Saturday, August 13, 2011
The book of the week was The Millionaire Mind by Thomas J. Stanley. It is truly a terrific book, giving a real world look into the lifestyles of the average millionaire. It is extremely detailed, diving into everything from living conditions to spouse attributes. However, I am going to talk about a unifying theme in the book that separates real millionaires from the people that act in ways we expect millionaires to act. So let me back up... In my post over The Millionaire Nextdoor also by Stanley, I explained who the average millionaire really is:
Some Shocking Statistics about these Millionaires:
-The average taxable income for them is $131,000
-They live on less than 7 percent of their wealth
-Many of their occupations could be classified as dull-normal such as: welding contractor, auctioneer, mobile-home owner, paving contractor, coin and stamp dealer
-They invest on average nearly 20% of their household income
-Most of them are homeowners (97 percent) and their average home value is $320,000
-80% of millionaires today are first generation millionaires
That last statistic was shocking to me. There is a huge misconception in society about the wealthy. The media portrays the wealthy as a legacy of the rich, one generation just passes it on to the next and the idea of getting there is represented as just a pipe-dream. The fact that 80% of the millionaires surveyed were first generation millionaires should really open someone's eyes to the possibility of being a millionaire an accessible dream. The other thing the media skews about the wealthy is the living habits. They show millionaires spending money like it's going out of style. They have great big mansions, fancy cars, and more toys than any adult really needs. Real millionaires don't spend like this. The media loves to cover the abnormal... that is why they cover crime, lottery winners, celebrities and so on and so forth. This book does a great job of laying out what a T.V. show about the average millionaire would look like. Just think of it... a man with a slightly above average career, diligently focuses on his finance and investing habits, living below his means, and double checking his budgets before he spends even a $500 on a new television. Not the most interesting T.V. show, however, that is what that average millionaire does.
No matter how much money you make there is one golden rule to accumulating wealth... ready for it?... Live below you means! If you have $5000 coming in each month after taxes then do your best to live on $4000 and then invest the rest. This is the only sure fire "get rich quick scheme"... and it really works. Throughout this blog I give tips on what may make a good investment and why, but you will surely fail investing and accumulating wealth if you do not have the first step completed... live below you means. The average millionaire spends over twice as much time budgeting and analyzing their own spending habits than the average non-millionaire. So focus on not only what money is coming in, but also pay just as close attention, if not more, on the money going out.
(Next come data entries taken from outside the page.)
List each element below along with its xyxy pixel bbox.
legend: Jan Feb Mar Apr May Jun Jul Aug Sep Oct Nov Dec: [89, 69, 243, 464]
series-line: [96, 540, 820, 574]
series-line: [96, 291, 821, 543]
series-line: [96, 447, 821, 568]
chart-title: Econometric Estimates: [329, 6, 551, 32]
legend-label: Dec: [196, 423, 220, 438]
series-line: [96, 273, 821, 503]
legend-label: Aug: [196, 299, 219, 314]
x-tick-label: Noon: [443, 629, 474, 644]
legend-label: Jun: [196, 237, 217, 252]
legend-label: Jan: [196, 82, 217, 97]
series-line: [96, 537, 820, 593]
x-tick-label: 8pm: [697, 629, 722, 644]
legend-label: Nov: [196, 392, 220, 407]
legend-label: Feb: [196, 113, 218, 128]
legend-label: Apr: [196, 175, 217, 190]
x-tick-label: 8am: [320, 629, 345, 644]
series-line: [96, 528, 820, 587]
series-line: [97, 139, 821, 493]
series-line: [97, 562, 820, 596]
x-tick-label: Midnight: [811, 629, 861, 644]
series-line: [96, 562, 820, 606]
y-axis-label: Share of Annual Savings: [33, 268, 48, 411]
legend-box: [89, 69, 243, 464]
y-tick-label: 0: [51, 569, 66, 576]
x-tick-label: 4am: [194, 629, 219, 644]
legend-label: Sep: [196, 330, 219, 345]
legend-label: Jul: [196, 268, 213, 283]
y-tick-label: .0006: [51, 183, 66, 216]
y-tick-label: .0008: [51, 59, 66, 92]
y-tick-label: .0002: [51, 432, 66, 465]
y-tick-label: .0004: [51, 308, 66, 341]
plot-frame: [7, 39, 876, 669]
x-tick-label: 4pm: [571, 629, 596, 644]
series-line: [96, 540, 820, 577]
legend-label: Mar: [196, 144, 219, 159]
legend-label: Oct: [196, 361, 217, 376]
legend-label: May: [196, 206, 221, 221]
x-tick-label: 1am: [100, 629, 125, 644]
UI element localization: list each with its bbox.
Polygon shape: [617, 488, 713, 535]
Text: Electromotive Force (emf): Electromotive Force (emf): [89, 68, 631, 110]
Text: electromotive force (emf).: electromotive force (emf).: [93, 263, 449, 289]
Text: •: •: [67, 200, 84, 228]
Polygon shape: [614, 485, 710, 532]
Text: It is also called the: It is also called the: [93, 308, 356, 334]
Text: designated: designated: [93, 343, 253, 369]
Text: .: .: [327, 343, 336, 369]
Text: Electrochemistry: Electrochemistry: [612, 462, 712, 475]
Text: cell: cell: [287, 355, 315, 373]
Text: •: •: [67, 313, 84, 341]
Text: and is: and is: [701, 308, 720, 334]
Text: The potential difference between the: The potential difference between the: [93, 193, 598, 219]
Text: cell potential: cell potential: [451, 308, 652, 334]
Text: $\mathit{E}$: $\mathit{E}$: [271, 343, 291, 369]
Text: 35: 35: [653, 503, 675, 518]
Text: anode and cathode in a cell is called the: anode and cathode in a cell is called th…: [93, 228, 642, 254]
Being frugal pays big... A lot of these millionaires are just your average blue-collar entrepreneurial Americans and the way they made it to financial freedom is through frugality. They spend much less on their cars than non-millionaires... in fact the average millionaire buys 3 year old cars. At that point they have a lot of the first 30k miles bugs worked out and they still ride like a new car, but at 75% off the original price. There is no reason to finance out your life... Getting over your head in debt just amounts to unneeded stress and a bunch of "in-the-moment" toys. You can only keep up with the Jones' so long before you realize you are 50 years old with no retirement and just lots of cars, toys, and a big house with no equity. I don't mean to be too brash, but I want everyone to understand the importance of living below/within your means. The alternative is living well off with equity in several properties, a couple reliable cars, travel the world retire early, have the ability to teach financial discipline to your children and live without a lot of unneeded stress!
Now I want to add to these ideas. In The Millionaire Mind I learned the difference between being Income Statement focused and Balance Sheet focused. Both are elements of an individual's financial statement, but when it comes to the average millionaire, one of them is much more important than the other. People that act like they are rich are many times Income Statement focused. They make good money and they spend it because the Income Statement says they have it coming in. They buy elaborate everything and oddly live paycheck to paycheck. However, a Balance Sheet focused individual is focused on the bottom line. After you subtract your liabilities from your assets, what is left? They are focused on this number and are focused on increasing it. Each month, the Balance Sheet focused individual is making this number higher and higher and eventually becomes a millionaire. No quick get-rich fix here. It takes time and it takes will-power. You don't go out and buy a jet-ski every time you get a paycheck. You want a jet-ski? Go home and crunch some numbers... map out the game plan to get that jet-ski and adjust your individual budgets to make it happen. Is the idea of giving up X, Y, or Z worth a jet-ski? If not, you don't buy it!
People are dumb with money. Well, I should say Average People are dumb with money. If you are brave enough to be reading this blog, you are clearly not average. The next non-average thing you need to do is follow my advice. Be Balance Sheet focused, not Income Statement. Who cares if you make $200,000 a year if you flush it down the toilet each month. Be smart and save money.
It was a excellent book with lots and lots of insightful information. If you are more curious about the average millionaire's lifestyle, pick up this book. If you have any questions don't hesitate to ask!